No Parque Burnier, na mesma região, a situação é ainda mais grave. A vegetação cresceu no terreno usado como campo de futebol, tornando difícil sua utilização e provocando seu abandono. Juliana Rezende, 22, mãe de um bebê de 8 meses e de um menino de 5 anos, afirma que proibiu o filho mais velho de usar o local. "Hoje ele brinca na rua e, por mais de uma vez, quase foi atropelado. Algumas vezes, o próprio pessoal do bairro faz a limpeza. É um absurdo que tenha chegado neste ponto."
Ainda na Zona Sudeste, a praça do Vitorino Braga é outra que carece de mais atenção.
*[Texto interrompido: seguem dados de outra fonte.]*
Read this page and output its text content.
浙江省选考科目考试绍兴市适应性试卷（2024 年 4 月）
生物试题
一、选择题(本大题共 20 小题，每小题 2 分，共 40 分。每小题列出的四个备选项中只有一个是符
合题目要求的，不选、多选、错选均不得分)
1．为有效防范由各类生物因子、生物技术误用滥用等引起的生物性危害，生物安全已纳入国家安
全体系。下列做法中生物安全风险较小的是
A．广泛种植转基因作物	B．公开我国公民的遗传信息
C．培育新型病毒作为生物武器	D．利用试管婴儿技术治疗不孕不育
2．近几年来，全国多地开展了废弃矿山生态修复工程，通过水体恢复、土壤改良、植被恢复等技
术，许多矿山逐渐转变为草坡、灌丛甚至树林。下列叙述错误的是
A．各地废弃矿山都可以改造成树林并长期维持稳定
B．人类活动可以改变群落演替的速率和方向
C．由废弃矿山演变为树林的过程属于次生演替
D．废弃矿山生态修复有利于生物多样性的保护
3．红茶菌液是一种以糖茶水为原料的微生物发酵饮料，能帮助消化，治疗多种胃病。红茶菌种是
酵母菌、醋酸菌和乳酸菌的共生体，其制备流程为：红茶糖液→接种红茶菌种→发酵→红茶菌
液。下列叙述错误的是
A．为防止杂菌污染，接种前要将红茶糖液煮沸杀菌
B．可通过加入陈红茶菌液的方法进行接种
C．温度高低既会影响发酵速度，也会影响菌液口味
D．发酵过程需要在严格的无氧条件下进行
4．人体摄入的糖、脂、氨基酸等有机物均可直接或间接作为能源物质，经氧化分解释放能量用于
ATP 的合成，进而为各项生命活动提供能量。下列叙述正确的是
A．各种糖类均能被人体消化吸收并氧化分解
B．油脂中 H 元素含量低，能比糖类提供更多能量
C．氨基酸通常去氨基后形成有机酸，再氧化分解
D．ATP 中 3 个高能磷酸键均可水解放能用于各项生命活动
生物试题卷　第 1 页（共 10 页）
Embora os equipamentos públicos estejam menos degradados do que nas duas áreas anteriores, o mato invadiu um dos campos de futebol, causando contraste com o outro campo e com a pista de skate existentes no mesmo endereço. O presidente da ONG Unibairros, Paulo Cezar de Oliveira, conta que tem tentado manter a praça em movimento, com atividades promovidas pela entidade que dirige, cuja porta principal fica de frente para a área. Além de aulas de capoeira e música, oferecidas a 70 crianças da região, a ONG disponibiliza reforço escolar, ações culturais e esportivas.
"Também realizamos trabalho com os grafiteiros, a fim de impedir a pichação da praça. Chegamos a promover mutirões de limpeza. Não quero empurrar toda a responsabilidade da situação para uma Administração que está chegando agora, mas o fato é que a Prefeitura precisa fazer a parte dela, porque a comunidade está cada vez mais distante da praça. Os moradores querem um lugar salubre e seguro para frequentar." Outra questão que estaria contribuindo para esse afastamento é o tráfico de drogas, com utilização de crianças e adolescentes.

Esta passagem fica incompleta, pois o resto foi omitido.